A partition of an inteval $[a,b]$ of $\mathbb{R}$ is generally defined as a finite sequence of the form: $$a = x_0 < x_1 < x_2 < \dots < x_n = b$$

Then, $[a,b]$ is seen as the following union of intervals: $[x_0,x_1] \cup [x_1,x_2]\cup\dots\cup[x_{n-1},x_n]$.

I wonder if it makes sense to extend this definition to sequences of the form: $$a = x_0 \leq x_1 \leq x_2 \leq \dots \leq x_n = b$$

Then, degenerate intervals (i.e. intervals with equal bounds) are allowed.

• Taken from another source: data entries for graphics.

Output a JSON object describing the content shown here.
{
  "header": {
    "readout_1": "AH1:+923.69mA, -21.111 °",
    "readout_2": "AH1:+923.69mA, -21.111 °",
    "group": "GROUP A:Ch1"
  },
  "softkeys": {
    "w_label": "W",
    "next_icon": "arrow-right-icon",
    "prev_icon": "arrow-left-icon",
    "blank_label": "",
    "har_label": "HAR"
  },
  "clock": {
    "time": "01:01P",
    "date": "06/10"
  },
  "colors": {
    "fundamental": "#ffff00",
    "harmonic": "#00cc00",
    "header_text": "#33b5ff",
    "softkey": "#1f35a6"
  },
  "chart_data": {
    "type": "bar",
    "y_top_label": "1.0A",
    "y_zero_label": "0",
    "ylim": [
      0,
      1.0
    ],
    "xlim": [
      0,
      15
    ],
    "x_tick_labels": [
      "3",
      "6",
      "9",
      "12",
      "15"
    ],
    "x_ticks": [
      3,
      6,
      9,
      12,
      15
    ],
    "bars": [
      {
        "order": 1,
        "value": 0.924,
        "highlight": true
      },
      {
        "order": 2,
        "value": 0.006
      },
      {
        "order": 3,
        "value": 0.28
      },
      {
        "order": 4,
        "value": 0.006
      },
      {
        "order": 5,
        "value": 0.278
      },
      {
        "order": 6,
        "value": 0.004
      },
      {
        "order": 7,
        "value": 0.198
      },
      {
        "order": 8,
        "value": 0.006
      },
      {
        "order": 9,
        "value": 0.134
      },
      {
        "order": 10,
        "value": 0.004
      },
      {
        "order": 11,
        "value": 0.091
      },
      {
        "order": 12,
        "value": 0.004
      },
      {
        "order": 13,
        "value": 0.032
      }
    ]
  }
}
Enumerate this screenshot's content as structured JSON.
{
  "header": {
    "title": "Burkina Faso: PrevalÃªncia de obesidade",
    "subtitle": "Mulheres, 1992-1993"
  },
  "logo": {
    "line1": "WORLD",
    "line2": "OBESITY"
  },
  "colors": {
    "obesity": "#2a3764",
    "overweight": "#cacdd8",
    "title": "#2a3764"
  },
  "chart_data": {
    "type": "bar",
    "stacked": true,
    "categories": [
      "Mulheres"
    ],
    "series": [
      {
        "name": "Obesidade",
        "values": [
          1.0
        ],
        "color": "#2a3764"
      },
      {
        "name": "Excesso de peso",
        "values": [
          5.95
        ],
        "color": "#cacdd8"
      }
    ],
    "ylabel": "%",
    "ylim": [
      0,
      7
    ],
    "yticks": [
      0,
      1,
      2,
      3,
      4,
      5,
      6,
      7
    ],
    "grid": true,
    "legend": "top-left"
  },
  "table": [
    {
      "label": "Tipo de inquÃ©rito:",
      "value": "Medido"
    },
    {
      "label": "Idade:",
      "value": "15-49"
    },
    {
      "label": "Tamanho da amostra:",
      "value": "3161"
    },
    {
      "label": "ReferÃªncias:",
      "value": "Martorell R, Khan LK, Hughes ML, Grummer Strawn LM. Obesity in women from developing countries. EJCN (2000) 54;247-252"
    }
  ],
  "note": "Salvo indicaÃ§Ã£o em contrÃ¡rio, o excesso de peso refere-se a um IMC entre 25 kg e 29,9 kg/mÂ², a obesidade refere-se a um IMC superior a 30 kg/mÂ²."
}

For instance, if $a=x_0=x_1=x_2=...=x_{n-1}<x_n=b$ then $$[a,b] = [x_0,x_1] \cup [x_1,x_2]\cup\dots\cup[x_{n-1},x_n] = [x_0,x_0] \cup [x_0,x_1]\cup...\cup [x_0,x_n]$$

It this still a partition?

Answer 1

It is not a partition in the proper sense, because a partition is a family of subsets that are mutually disjoint. What you get in your example gives sets $[x_0,x_0]$ and $[x_0,b]$ that have the point $x_0$ in common. But this happens also in your original definition of partition that some authors call instead subdivisions or pointed partitions. Your question is about nomenclature, and I would use the term subdivisions or pointed partitions as some authors do when introducing Riemann sums.

Answer 2

The two definitions make sense, and yours is more general. However, I would like to elaborate on a classical confusion, also discussed here.

This confusion is due to the fact that one often thinks of partitions as disjoint subsets that cover a set: a partition $P$ of a set $S$ is a family $\{P_1,P_2,\cdots,P_k\}$ of subsets of $S$, called parts, such that: $\bigcup_i P_i = S$ and $P_i\cap P_j \neq \emptyset \Rightarrow i=j$.

This is the classical definition of partitions of finite sets, and it may very well be used for intervals of $\mathbb{R}$ too, or any other set. However, it then raises questions.

Indeed, if we consider a closed interval $[a,b]$ of $\mathbb{R}$, then such a partition is a family of intervals that have to be open on one side, except for the last one. For instance $[a,x)$, $[x,y)$, $[y,b]$, with $x$ and $y$ in $[a,b]$, is a partition of $[a,b]$. This may however be seen as unsatisfactory as we end up a mix of closed and half-open intervals.

To avoid this, one may consider partitions of half-open intervals only: $[a,x)$, $[x,y)$, $[y,b)$ is a partition of $[a,b)$. Then, we only deal with half-open intervals.

Another approach is to allow non-empty intersections between parts, but require that they have null measure: $\bigcup_i P_i = S$ and $|P_i\cap P_j| \neq 0 \Rightarrow i=j$. Then, the intervals may overlap on their end-points, and $[a,x]$, $[x,y]$, $[y,b]$ is a partition of $[a,b]$. However, this does says in which of the three parts are $x$ and $y$, which may be frustrating.

Another approach, closer to what the question suggest, is to allow any kind of intervals, including degenerate ones. Then, $[a,x)$, $[x,x]$, $(x,y]$, $(y,b)$, $[b,b]$, for instance, is a partition of $[a,b]$. This is the most general form, I think, and I wonder if it may be represented as a sequence of values in the interval and relations between them.